In 2026, the wedge will not be “who has the best model.” The wedge will be who can turn scientific work into executable units—use cases and workflows that are decomposed into precise steps, run with predictable structure, and produce reviewable artifacts with provenance. To get there, two things matter more than most organizations currently assume.

1) Workflow decomposition is the bottleneck, not orchestration

Most teams can now assemble an agent harness: tool calling, retries, monitoring, guardrails, basic evaluation. All of that is necessary, but it is not sufficient. The hard part is codifying scientific workflows at the right level of granularity. “Target nomination,” “candidate selection,” “protocol drafting,” and “safety signal triage” are not single problems but composites of dozens of micro-decisions, each with its own evidence requirements, failure modes, and organizational conventions. If you can’t decompose the workflow into constituent steps that are:

specific enough for an agent to follow,
constrained enough to be testable,
and explicit about what evidence qualifies as “done,”

then the harness will simply execute a vague plan more efficiently and you’ll still be stuck with outputs that drift, can’t be reviewed systematically, and don’t scale across teams.

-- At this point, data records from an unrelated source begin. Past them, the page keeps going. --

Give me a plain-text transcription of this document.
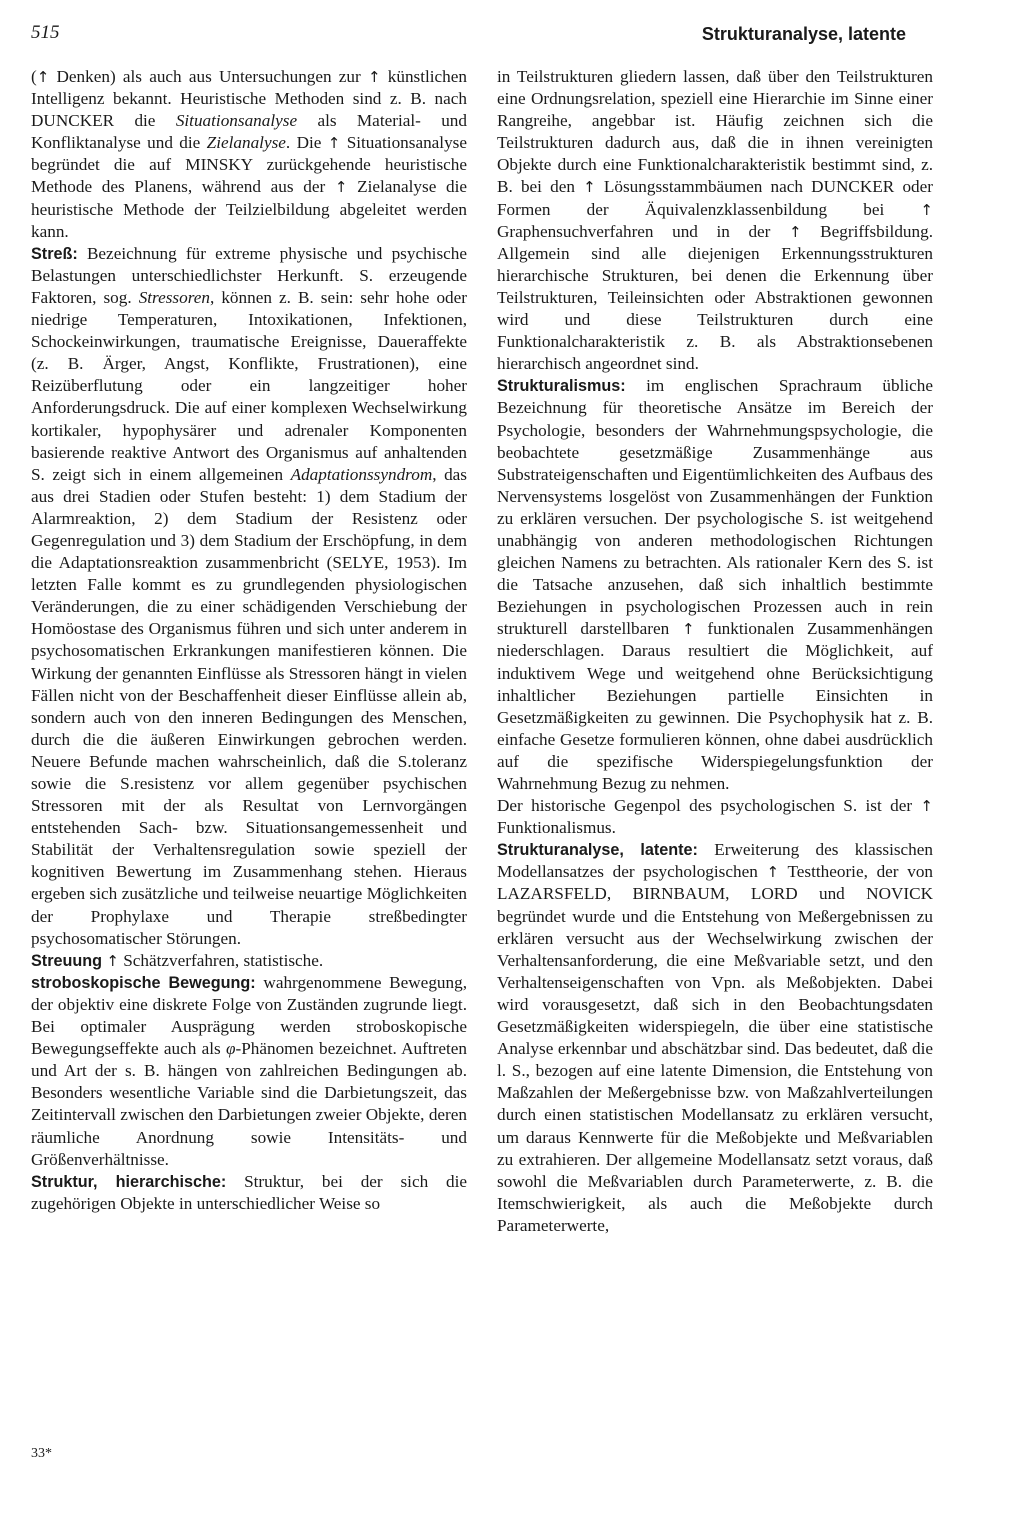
515	Strukturanalyse, latente

(↑ Denken) als auch aus Untersuchungen zur ↑ künstlichen Intelligenz bekannt. Heuristische Methoden sind z. B. nach DUNCKER die Situationsanalyse als Material- und Konfliktanalyse und die Zielanalyse. Die ↑ Situationsanalyse begründet die auf MINSKY zurückgehende heuristische Methode des Planens, während aus der ↑ Zielanalyse die heuristische Methode der Teilzielbildung abgeleitet werden kann.

Streß: Bezeichnung für extreme physische und psychische Belastungen unterschiedlichster Herkunft. S. erzeugende Faktoren, sog. Stressoren, können z. B. sein: sehr hohe oder niedrige Temperaturen, Intoxikationen, Infektionen, Schockeinwirkungen, traumatische Ereignisse, Daueraffekte (z. B. Ärger, Angst, Konflikte, Frustrationen), eine Reizüberflutung oder ein langzeitiger hoher Anforderungsdruck. Die auf einer komplexen Wechselwirkung kortikaler, hypophysärer und adrenaler Komponenten basierende reaktive Antwort des Organismus auf anhaltenden S. zeigt sich in einem allgemeinen Adaptationssyndrom, das aus drei Stadien oder Stufen besteht: 1) dem Stadium der Alarmreaktion, 2) dem Stadium der Resistenz oder Gegenregulation und 3) dem Stadium der Erschöpfung, in dem die Adaptationsreaktion zusammenbricht (SELYE, 1953). Im letzten Falle kommt es zu grundlegenden physiologischen Veränderungen, die zu einer schädigenden Verschiebung der Homöostase des Organismus führen und sich unter anderem in psychosomatischen Erkrankungen manifestieren können. Die Wirkung der genannten Einflüsse als Stressoren hängt in vielen Fällen nicht von der Beschaffenheit dieser Einflüsse allein ab, sondern auch von den inneren Bedingungen des Menschen, durch die die äußeren Einwirkungen gebrochen werden. Neuere Befunde machen wahrscheinlich, daß die S.toleranz sowie die S.resistenz vor allem gegenüber psychischen Stressoren mit der als Resultat von Lernvorgängen entstehenden Sach- bzw. Situationsangemessenheit und Stabilität der Verhaltensregulation sowie speziell der kognitiven Bewertung im Zusammenhang stehen. Hieraus ergeben sich zusätzliche und teilweise neuartige Möglichkeiten der Prophylaxe und Therapie streßbedingter psychosomatischer Störungen.

Streuung ↑ Schätzverfahren, statistische.

stroboskopische Bewegung: wahrgenommene Bewegung, der objektiv eine diskrete Folge von Zuständen zugrunde liegt. Bei optimaler Ausprägung werden stroboskopische Bewegungseffekte auch als φ-Phänomen bezeichnet. Auftreten und Art der s. B. hängen von zahlreichen Bedingungen ab. Besonders wesentliche Variable sind die Darbietungszeit, das Zeitintervall zwischen den Darbietungen zweier Objekte, deren räumliche Anordnung sowie Intensitäts- und Größenverhältnisse.

Struktur, hierarchische: Struktur, bei der sich die zugehörigen Objekte in unterschiedlicher Weise so

in Teilstrukturen gliedern lassen, daß über den Teilstrukturen eine Ordnungsrelation, speziell eine Hierarchie im Sinne einer Rangreihe, angebbar ist. Häufig zeichnen sich die Teilstrukturen dadurch aus, daß die in ihnen vereinigten Objekte durch eine Funktionalcharakteristik bestimmt sind, z. B. bei den ↑ Lösungsstammbäumen nach DUNCKER oder Formen der Äquivalenzklassenbildung bei ↑ Graphensuchverfahren und in der ↑ Begriffsbildung. Allgemein sind alle diejenigen Erkennungsstrukturen hierarchische Strukturen, bei denen die Erkennung über Teilstrukturen, Teileinsichten oder Abstraktionen gewonnen wird und diese Teilstrukturen durch eine Funktionalcharakteristik z. B. als Abstraktionsebenen hierarchisch angeordnet sind.

Strukturalismus: im englischen Sprachraum übliche Bezeichnung für theoretische Ansätze im Bereich der Psychologie, besonders der Wahrnehmungspsychologie, die beobachtete gesetzmäßige Zusammenhänge aus Substrateigenschaften und Eigentümlichkeiten des Aufbaus des Nervensystems losgelöst von Zusammenhängen der Funktion zu erklären versuchen. Der psychologische S. ist weitgehend unabhängig von anderen methodologischen Richtungen gleichen Namens zu betrachten. Als rationaler Kern des S. ist die Tatsache anzusehen, daß sich inhaltlich bestimmte Beziehungen in psychologischen Prozessen auch in rein strukturell darstellbaren ↑ funktionalen Zusammenhängen niederschlagen. Daraus resultiert die Möglichkeit, auf induktivem Wege und weitgehend ohne Berücksichtigung inhaltlicher Beziehungen partielle Einsichten in Gesetzmäßigkeiten zu gewinnen. Die Psychophysik hat z. B. einfache Gesetze formulieren können, ohne dabei ausdrücklich auf die spezifische Widerspiegelungsfunktion der Wahrnehmung Bezug zu nehmen.

Der historische Gegenpol des psychologischen S. ist der ↑ Funktionalismus.

Strukturanalyse, latente: Erweiterung des klassischen Modellansatzes der psychologischen ↑ Testtheorie, der von LAZARSFELD, BIRNBAUM, LORD und NOVICK begründet wurde und die Entstehung von Meßergebnissen zu erklären versucht aus der Wechselwirkung zwischen der Verhaltensanforderung, die eine Meßvariable setzt, und den Verhaltenseigenschaften von Vpn. als Meßobjekten. Dabei wird vorausgesetzt, daß sich in den Beobachtungsdaten Gesetzmäßigkeiten widerspiegeln, die über eine statistische Analyse erkennbar und abschätzbar sind. Das bedeutet, daß die l. S., bezogen auf eine latente Dimension, die Entstehung von Maßzahlen der Meßergebnisse bzw. von Maßzahlverteilungen durch einen statistischen Modellansatz zu erklären versucht, um daraus Kennwerte für die Meßobjekte und Meßvariablen zu extrahieren. Der allgemeine Modellansatz setzt voraus, daß sowohl die Meßvariablen durch Parameterwerte, z. B. die Itemschwierigkeit, als auch die Meßobjekte durch Parameterwerte,

33*
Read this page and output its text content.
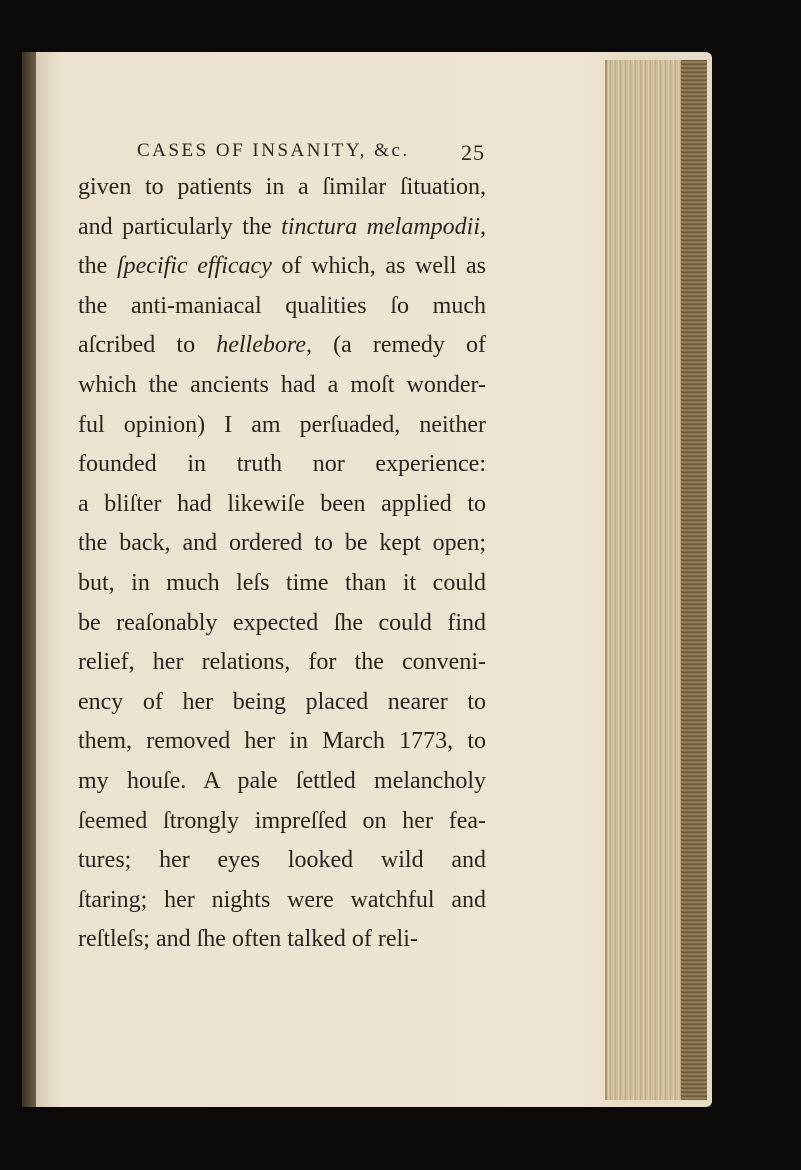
CASES OF INSANITY, &c. 25
given to patients in a ſimilar ſituation,
and particularly the tinctura melampodii,
the ſpecific efficacy of which, as well as
the anti-maniacal qualities ſo much
aſcribed to hellebore, (a remedy of
which the ancients had a moſt wonder-
ful opinion) I am perſuaded, neither
founded in truth nor experience:
a bliſter had likewiſe been applied to
the back, and ordered to be kept open;
but, in much leſs time than it could
be reaſonably expected ſhe could find
relief, her relations, for the conveni-
ency of her being placed nearer to
them, removed her in March 1773, to
my houſe. A pale ſettled melancholy
ſeemed ſtrongly impreſſed on her fea-
tures; her eyes looked wild and
ſtaring; her nights were watchful and
reſtleſs; and ſhe often talked of reli-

2) You need partners who are fluent in scientific work, not just enterprise delivery

Productionizing R&D use cases requires a partner that can sit with a translational lead, a clinical scientist, a biostatistician, and an informatics team and accurately translate real scientific workflows into an executable specification. That demands deep familiarity with:

how evidence is generated and weighted in biomedical decisions,
which internal and external sources are authoritative for which sub-decisions,
how review gates operate in practice,
and where provenance, traceability, and reproducibility are non-negotiable.

This is where companies built specifically for scientific R&D have an inherent advantage: the combination of (i) scientific-grade information retrieval and evidence stitching, (ii) an agentic execution layer, and (iii) detailed workflow understanding that can be codified into repeatable steps.

The upside: scientists become architects, not human glue

A useful mental model is what’s happening in software engineering with agentic development. Senior/staff engineers are not typing faster - they’re directing, setting intent, defining constraints, reviewing diffs, and steering architecture while agents do large volumes of implementation work.

The R&D analog is powerful: scientists spend more time on hypothesis, tradeoffs, and decision quality—while agents execute the repeatable investigative steps, assemble evidence, and draft structured artifacts for review. That shift is the real prize of Phase 2: AI that reliably executes workflows, under human control, with outputs that an organization can trust. 2026 will be an unusually dynamic year for life sciences organizations adopting AI. The leaders who win will be the ones who treat agentification as workflow engineering: rigorous decomposition, explicit contracts, and partners who understand the scientific substrate deeply enough to make automation real.